Kız cevap vermedi. Monitöre odaklanmış çalışıyordu. Ostuvar Bey kızın yüzüne doğru başını eğdi: ” sizinle konuşuyorum.”
Şefayi kulaklıklarından birini çıkarıp ayağa kalktı: ” merhaba, günaydın, ne söylediniz?”
Evet, onun çalışması gerekiyordu. Sanki çocukların sandalye kapmaca oyunu gibiydi, sandalyelerin etrafında dönüp dolaşırlar, müzik bittiğinde sandalyelerin birini kapan oyunu kazanır, ayakta kalan kaybederdi.
Laboratuvarda biraz dolaştı. Müdür gelince yanına gitti : ” Merhaba müdür bey, benim yapmam gereken işler nedir?” Müdür biraz düşündü. Dikkatlıca yere bakıyordu birden başınıöfkeyle salladı. Ostuvar onun bakışını takip etti. Kan lekeleri her yere yayılmıştı. Müdür tuvaleti işaret etti: ” Hizmetçilerden birini çağırır mısınız lütfen?” Ostuvar Bey salondan çıktı,geri döndüğünde müdür gitmişti.
Bir sandalyeye oturdu ve dev cihazı izledi, sanki geçen günden daha da büyümüş gibiydi. Müdür bey salona girince, Ostuvar yine yanına koştu: ” Bana işimin ne olduğunu söylemedeniz efendim?” Müdür çamaşır odasına işaret etti: ” Oraya bir düzen verin, söyleyin gelip temizlesinler. Metal sepetleri ıslak ıslak birbirinin içine geçirmişler, hepsi paslanmış.”

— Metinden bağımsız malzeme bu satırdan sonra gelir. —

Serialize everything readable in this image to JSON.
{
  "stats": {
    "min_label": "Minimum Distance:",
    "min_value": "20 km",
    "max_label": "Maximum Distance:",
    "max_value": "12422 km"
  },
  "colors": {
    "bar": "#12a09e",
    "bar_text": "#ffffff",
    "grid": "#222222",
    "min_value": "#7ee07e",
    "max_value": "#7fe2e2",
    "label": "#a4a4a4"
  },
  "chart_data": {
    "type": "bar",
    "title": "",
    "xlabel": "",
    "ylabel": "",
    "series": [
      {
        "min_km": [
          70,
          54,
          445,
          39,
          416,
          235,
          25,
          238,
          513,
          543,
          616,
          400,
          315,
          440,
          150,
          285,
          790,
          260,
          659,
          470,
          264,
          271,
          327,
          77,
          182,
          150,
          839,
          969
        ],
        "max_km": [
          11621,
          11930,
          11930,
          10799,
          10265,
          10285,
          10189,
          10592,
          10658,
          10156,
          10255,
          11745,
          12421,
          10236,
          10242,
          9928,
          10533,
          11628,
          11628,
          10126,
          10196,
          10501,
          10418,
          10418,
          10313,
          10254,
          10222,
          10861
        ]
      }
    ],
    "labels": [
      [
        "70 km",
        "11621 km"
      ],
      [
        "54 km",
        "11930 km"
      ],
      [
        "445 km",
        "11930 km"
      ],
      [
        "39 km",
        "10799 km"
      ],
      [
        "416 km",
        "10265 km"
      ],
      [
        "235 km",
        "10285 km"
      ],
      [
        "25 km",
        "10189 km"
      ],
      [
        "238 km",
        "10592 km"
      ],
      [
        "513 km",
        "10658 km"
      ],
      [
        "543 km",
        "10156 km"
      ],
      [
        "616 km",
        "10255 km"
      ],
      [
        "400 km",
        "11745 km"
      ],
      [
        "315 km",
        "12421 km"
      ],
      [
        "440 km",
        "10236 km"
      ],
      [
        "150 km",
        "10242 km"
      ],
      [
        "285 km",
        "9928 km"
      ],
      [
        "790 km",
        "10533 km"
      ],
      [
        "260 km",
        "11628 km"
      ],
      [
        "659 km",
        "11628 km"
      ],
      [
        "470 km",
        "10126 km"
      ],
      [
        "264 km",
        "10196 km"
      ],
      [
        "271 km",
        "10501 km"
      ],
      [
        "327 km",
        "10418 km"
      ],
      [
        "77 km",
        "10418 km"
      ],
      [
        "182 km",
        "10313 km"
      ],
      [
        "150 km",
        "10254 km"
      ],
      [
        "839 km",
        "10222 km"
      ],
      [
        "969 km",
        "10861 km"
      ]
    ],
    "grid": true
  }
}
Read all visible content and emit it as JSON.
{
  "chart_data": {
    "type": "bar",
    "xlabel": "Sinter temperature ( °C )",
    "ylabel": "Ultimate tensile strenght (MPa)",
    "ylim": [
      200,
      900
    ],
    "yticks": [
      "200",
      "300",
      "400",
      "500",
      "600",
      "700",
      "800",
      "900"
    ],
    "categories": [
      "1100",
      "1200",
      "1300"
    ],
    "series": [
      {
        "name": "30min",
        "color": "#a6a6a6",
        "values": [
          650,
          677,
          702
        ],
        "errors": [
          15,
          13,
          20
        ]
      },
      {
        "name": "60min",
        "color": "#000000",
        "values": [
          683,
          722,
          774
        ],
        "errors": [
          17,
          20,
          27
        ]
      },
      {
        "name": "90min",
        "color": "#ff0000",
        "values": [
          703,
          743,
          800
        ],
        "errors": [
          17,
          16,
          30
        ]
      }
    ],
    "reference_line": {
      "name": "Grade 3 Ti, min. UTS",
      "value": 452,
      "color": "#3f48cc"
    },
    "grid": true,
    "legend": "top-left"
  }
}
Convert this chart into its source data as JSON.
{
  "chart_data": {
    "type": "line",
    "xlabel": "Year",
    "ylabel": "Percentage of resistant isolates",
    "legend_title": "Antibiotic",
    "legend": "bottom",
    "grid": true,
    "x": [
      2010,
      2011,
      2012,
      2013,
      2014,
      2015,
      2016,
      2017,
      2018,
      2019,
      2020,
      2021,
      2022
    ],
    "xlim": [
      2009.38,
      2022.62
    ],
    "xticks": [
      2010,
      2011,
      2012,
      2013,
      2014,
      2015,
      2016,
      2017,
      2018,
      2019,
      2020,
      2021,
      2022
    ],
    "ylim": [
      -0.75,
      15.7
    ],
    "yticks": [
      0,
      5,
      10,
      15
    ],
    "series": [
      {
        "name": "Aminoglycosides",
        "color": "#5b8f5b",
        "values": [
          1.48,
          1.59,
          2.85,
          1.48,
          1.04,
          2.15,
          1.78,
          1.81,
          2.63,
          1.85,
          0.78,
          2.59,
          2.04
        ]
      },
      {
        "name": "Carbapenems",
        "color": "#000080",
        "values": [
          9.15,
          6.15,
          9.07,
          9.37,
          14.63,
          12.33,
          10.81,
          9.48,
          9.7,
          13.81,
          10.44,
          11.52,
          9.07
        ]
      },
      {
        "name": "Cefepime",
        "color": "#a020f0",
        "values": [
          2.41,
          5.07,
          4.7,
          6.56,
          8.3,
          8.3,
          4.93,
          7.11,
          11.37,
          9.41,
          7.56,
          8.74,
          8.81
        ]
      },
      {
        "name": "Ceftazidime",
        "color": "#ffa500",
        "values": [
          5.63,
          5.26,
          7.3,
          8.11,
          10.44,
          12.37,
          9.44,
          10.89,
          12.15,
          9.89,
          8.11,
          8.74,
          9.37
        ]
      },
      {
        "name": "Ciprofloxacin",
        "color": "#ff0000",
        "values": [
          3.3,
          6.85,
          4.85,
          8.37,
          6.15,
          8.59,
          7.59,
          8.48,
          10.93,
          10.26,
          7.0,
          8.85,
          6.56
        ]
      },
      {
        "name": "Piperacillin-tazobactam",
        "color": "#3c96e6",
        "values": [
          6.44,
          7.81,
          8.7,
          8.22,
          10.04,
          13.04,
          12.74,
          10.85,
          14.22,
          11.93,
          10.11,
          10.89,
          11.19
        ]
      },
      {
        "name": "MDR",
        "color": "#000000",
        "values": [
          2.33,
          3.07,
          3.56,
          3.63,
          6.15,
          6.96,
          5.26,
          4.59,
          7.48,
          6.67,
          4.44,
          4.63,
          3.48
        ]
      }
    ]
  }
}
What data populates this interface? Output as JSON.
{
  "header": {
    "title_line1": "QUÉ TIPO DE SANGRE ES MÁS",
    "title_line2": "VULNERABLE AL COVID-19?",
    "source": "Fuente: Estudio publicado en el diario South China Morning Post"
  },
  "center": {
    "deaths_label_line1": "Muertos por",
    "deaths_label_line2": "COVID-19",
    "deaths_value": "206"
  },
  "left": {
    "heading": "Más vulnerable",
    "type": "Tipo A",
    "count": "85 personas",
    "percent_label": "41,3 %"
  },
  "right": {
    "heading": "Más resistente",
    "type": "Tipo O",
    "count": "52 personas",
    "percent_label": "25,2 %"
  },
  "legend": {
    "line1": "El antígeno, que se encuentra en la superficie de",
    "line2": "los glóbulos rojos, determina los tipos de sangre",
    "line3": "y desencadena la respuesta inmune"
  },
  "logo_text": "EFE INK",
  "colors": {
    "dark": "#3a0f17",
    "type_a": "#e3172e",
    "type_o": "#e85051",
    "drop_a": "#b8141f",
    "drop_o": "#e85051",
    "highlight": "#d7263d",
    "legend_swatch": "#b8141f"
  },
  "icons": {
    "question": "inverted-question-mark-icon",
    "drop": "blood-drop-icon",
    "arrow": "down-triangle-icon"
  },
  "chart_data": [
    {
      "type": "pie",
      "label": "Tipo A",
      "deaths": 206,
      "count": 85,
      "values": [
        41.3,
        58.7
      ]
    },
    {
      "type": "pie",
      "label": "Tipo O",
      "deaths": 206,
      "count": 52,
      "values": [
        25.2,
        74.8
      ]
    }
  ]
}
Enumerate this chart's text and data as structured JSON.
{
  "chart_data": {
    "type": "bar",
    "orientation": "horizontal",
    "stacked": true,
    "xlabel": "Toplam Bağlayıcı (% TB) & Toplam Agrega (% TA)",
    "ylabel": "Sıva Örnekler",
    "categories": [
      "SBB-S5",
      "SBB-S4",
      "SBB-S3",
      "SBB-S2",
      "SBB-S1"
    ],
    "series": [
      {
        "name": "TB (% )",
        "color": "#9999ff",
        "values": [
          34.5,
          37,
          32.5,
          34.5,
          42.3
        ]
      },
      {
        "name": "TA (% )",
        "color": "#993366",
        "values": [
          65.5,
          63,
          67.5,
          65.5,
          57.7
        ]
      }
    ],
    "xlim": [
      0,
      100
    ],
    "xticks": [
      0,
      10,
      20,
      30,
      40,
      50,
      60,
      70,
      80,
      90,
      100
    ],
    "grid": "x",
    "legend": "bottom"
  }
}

Paslı sepetlerle ilgilenmek onun işi değildi. Onun görevi, son yirmi yıldır her gün olduğu gibi, deneylerin üzerinde inceleme yapmaktı. Sallana sallana çamaşır odasına doğru yürüdü ve sepetlere bir göz attı. Odadan çıktığında Haydar ağabey’in elinde bir kova ve bir paspasla oraya doğru yürüdüğünü gördü. Adama baktı ” Haydar ağabey fırsatın olursa septlerin pasını temizle.” Dedi. Haydar ağabey cevap vermedi, oflaya oflaya odaya gitti.
Nereye gitmeliydi? Salonda ve koridorlarda biraz dolaştı. Yine dayanamayıp müdürün odasına gitti, ” Müdür bey böyle olamaz ki, görevimin ne olduğunu bilmem gerekiyor?”dedi.
” Siz mi? Tamam işte, Şefayi Hanım’ın yanında oturup makineyi kullanmayı öğrenmeniz için karar almadık mı? Dün de size söylemiştim.”
Ostuvar Bey, öğlene kadar Şefayi Hanım’ın yanında oturdu. Hiçbir şey söylemedi. Bir şey de yapmadı. Devin kollarının aşağı yukarı hareket etmelerine ve oyuncak bebek gibi dönüp durmasını izledi.
Ertesi sabah müdür bey, Ostuvar Bey’in yeni iş tanımı belgesini laboratuvardaki duyuru panosuna yapıştırdı. Ostuvar Bey’in asla göremeyeceği bir belge.
- İranlı yazar Mojdeh Olfat’ın kaleme aldığı “Egzama” adlı öykü, Solmaz Arzili tarafından Türkçeye çevrilerek 8 Mart 2023 tarihinde Türkiye’deki çevrimiçi dergi Karnaval’da yayımlanmıştır.